Published: 12 January 2007

Abstract

Background

Meningiomas are the most common intracranial neoplasias, representing a clinically and histopathologically heterogeneous group of tumors. The neurofibromatosis type 2 (NF2) tumor suppressor is the only gene known to be frequently involved in early development of meningiomas. The objective of this study was to identify genetic and/or epigenetic factors contributing to the development of these tumors. A large set of sporadic meningiomas were analyzed for presence of 22q macro-mutations using array-CGH in order to identify tumors carrying gene dosage aberrations not encompassing NF2. The NF2 locus was also comprehensively studied for point mutations within coding and conserved non-coding sequences.
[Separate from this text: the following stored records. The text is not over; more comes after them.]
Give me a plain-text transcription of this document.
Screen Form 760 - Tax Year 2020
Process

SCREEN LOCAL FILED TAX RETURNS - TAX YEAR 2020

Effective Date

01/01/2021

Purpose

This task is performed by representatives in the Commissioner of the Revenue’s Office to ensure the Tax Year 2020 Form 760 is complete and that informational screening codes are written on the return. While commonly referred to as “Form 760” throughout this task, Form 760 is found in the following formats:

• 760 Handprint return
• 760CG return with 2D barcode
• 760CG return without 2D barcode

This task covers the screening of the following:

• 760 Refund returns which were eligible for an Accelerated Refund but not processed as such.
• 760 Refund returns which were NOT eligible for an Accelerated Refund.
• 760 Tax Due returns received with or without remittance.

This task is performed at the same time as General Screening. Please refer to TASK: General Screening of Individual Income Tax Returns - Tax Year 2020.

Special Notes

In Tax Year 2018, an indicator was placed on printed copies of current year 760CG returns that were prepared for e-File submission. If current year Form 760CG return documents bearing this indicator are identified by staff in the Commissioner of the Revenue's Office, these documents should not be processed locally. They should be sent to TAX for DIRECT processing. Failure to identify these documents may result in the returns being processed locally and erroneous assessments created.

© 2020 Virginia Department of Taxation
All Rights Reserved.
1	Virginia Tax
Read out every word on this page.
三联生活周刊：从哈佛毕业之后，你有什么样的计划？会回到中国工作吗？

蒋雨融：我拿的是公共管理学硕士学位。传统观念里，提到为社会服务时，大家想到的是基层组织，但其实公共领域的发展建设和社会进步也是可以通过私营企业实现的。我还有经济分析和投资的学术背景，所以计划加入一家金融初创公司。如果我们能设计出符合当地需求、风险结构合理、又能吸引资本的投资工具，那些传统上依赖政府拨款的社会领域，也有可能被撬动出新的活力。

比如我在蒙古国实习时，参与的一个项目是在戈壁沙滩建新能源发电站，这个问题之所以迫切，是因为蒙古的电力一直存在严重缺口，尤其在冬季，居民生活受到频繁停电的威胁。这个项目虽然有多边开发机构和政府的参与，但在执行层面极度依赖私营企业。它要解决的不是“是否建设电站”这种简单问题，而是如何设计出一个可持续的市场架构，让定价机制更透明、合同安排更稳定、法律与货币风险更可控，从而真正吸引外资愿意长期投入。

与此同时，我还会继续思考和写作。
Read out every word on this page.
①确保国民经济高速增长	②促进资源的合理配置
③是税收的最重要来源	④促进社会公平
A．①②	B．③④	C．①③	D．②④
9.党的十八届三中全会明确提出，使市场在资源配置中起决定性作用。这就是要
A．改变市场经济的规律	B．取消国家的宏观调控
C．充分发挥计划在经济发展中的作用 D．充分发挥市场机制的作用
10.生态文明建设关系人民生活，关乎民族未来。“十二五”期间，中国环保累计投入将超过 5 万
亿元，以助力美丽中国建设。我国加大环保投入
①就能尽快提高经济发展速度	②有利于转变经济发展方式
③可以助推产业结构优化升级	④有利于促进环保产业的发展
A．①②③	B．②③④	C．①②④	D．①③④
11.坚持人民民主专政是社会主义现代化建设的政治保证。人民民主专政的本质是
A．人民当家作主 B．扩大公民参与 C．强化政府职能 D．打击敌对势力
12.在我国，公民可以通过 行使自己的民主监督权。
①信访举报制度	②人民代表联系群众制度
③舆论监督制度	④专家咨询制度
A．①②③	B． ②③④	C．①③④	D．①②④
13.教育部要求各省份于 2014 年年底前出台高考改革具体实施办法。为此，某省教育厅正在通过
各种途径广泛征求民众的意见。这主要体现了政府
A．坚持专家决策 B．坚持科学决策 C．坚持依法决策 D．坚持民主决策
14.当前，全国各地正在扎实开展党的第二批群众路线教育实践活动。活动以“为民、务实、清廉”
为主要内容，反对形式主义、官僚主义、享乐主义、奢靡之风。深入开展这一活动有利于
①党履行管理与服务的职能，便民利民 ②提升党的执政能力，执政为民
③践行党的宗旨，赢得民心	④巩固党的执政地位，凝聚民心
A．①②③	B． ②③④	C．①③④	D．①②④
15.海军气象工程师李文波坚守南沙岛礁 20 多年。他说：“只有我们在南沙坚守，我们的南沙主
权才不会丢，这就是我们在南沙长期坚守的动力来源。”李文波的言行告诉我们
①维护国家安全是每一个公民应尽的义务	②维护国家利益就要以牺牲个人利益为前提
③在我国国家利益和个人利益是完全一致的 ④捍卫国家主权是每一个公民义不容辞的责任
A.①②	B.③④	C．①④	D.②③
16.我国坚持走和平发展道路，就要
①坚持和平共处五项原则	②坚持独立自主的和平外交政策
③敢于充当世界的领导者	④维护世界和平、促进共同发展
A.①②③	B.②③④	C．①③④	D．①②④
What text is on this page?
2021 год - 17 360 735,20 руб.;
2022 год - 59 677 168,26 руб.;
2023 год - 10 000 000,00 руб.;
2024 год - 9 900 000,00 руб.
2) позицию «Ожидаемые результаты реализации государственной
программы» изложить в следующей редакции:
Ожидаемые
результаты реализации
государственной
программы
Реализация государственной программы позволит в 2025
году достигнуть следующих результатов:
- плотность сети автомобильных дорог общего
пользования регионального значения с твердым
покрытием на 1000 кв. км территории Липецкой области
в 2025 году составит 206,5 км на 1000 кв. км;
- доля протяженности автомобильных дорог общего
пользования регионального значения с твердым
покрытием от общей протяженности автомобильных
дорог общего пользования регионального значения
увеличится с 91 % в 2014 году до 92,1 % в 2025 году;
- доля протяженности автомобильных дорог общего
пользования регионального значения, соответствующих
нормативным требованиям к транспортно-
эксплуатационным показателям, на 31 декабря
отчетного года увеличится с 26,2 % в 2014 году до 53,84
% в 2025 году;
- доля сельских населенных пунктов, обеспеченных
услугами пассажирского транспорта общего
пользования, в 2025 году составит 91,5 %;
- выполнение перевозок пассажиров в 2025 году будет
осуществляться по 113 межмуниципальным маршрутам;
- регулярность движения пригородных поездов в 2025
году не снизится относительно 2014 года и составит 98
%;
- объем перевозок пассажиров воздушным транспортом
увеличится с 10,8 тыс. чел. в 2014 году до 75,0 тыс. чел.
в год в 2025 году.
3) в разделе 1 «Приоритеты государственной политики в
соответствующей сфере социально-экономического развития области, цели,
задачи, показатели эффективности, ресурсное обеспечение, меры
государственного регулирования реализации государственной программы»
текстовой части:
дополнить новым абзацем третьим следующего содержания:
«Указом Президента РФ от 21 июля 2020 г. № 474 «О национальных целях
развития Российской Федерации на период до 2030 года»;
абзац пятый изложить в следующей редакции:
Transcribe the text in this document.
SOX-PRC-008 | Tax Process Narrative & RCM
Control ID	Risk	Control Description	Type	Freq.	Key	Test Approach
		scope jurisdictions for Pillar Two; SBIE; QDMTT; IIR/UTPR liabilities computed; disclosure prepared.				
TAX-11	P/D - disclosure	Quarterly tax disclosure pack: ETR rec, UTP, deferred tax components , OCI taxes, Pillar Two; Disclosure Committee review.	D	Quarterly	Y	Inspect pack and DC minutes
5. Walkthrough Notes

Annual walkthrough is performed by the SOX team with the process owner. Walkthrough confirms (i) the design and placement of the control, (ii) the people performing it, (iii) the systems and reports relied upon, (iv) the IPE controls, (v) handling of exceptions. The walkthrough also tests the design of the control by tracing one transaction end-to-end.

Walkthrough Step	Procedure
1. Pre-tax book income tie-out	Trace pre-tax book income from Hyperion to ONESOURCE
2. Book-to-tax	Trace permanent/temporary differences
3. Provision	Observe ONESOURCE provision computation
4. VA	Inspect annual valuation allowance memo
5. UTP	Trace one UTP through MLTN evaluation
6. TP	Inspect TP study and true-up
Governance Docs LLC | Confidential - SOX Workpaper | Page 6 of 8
Furthermore, CpG methylation within the NF2 promoter region was thoroughly analyzed.

Results

Monosomy 22 was the predominant finding, detected in 47% of meningiomas. Thirteen percent of the tumors contained interstitial/terminal deletions and gains, present singly or in combinations. We defined at least two minimal overlapping regions outside the NF2 locus that are small enough (~550 kb and ~250 kb) to allow analysis of a limited number of candidate genes. Bialleinactivationo the NF2 gne was detected in 36% of meningiomas. Among the monosomy 22 cases, no additional NF2 mutations could be identified in 35% (17 out of 49) of tumors. Furthermore, the majority of tumors (9 out of 12) with interstitial/terminal deletions did not have any detectable NF2 mutations. Methylation within the NF2 promoter region was only identified at a single CpG site in one tumor sample.

Conclusion

We confirmed previous findings of pronounced differences in mutation frequency between different histopathological subtypes. There is a higher frequency of biallelic NF2 inactivation in fibroblastic (52%) compared to meningothelial (18%) tumors. The presence of macro-mutations on 22q also shows marked differences between fibroblastic (86%) and meningothelial (39%) subtypes. Thus, inactivation of NF2, often combined with the presence of macro-mutation on 22q, is likely not as important for the development of the meningothelial subtype, as opposed to the fibroblastic form. Analysis of 40 CpG sites distributed within 750 bp of the promoter region suggests that NF2 promoter methylation does not play a major role in meningioma development.